The regulator also introduced stricter identity verification procedures for online banking services.
According to the new guidelines, financial institutions must implement liveness verification checks for online account opening and account reactivation processes. These checks will be carried out against the Bank Verification Number database and the National Identity Management Commission database for the National Identification Number.
Liveness verification requires customers to confirm they are physically present during identity verification. This may involve actions such as blinking, smiling, speaking or turning their heads during facial recognition processes used by banking platforms.
The CBN said the measure is intended to reduce identity theft and prevent fraudulent account openings using stolen personal information.
The new framework also introduces a device-binding requirement for mobile banking applications.
Under this rule, mobile financial service apps will only be allowed to operate on one device at a time. Customers will not be able to access their mobile banking applications simultaneously on multiple devices.
If a user wants to switch to a new device, the system will automatically trigger a fresh authentication process to verify the customer’s identity before the app can be activated.

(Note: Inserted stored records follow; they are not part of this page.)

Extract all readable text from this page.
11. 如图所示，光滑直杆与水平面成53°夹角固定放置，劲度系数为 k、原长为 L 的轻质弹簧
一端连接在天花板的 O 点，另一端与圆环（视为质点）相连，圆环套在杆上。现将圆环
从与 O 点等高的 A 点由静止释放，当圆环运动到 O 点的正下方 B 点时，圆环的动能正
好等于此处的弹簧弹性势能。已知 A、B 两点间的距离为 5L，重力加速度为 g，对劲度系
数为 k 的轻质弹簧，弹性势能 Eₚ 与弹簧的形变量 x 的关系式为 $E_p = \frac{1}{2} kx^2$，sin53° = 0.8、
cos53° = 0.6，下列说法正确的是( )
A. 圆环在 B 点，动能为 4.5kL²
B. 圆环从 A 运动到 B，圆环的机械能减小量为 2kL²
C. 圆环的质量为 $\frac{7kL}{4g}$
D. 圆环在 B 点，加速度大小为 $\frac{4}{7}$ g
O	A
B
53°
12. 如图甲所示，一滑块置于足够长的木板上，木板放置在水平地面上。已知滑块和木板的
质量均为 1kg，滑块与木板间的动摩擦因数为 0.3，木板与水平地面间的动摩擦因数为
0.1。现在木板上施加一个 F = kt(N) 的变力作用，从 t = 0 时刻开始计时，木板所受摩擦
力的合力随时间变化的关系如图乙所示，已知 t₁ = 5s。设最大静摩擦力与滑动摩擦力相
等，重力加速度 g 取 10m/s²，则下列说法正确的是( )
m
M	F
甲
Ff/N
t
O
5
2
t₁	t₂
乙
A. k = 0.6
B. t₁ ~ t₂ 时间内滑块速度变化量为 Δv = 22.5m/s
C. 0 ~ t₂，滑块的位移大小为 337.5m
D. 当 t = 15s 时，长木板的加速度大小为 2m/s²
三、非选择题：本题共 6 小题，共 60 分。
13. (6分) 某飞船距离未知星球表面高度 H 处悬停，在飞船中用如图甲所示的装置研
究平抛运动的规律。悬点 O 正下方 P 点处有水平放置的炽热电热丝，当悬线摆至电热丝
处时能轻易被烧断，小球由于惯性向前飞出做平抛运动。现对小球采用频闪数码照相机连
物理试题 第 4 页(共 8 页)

The circular explained that migration to another device will require full reactivation and authentication to ensure the account remains secure.
The central bank also introduced temporary transaction restrictions for newly activated mobile banking applications.
For newly opened accounts, the first 24 hours after activating a mobile banking app will carry a transaction limit of ₦20,000 for both incoming and outgoing transfers.
The same restriction will apply when an existing customer activates their mobile banking application on a new device.
According to the regulator, the temporary restriction is intended to reduce the risk of fraud during the early stages of account activation when accounts may be most vulnerable.
The CBN further stated that internet banking services will also be subject to stricter security measures.
Under the new rules, the first login attempt from a new device on an internet banking platform must go through additional multi-factor authentication checks before the user can access their account.
The central bank said these measures form part of a broader strategy to strengthen Nigeria’s digital payment system and protect customers as financial transactions increasingly move online.
Nigeria has experienced rapid growth in digital payments in recent years, driven by increased smartphone usage, mobile banking adoption and fintech innovation.
However, the rise in electronic transactions has also been accompanied by increasing cases of cyber fraud and identity theft targeting bank customers.
The CBN noted that the new regulations represent the minimum operational standards for instant payment services in Nigeria.
According to the regulator, the framework is part of ongoing efforts to enhance customer protection, improve fraud detection capabilities and give users greater control over how their digital banking services are used.
Banks and payment service providers have been directed to fully implement the new guidelines before the July 1 effective date as the central bank continues to strengthen oversight of the country’s evolving digital financial system.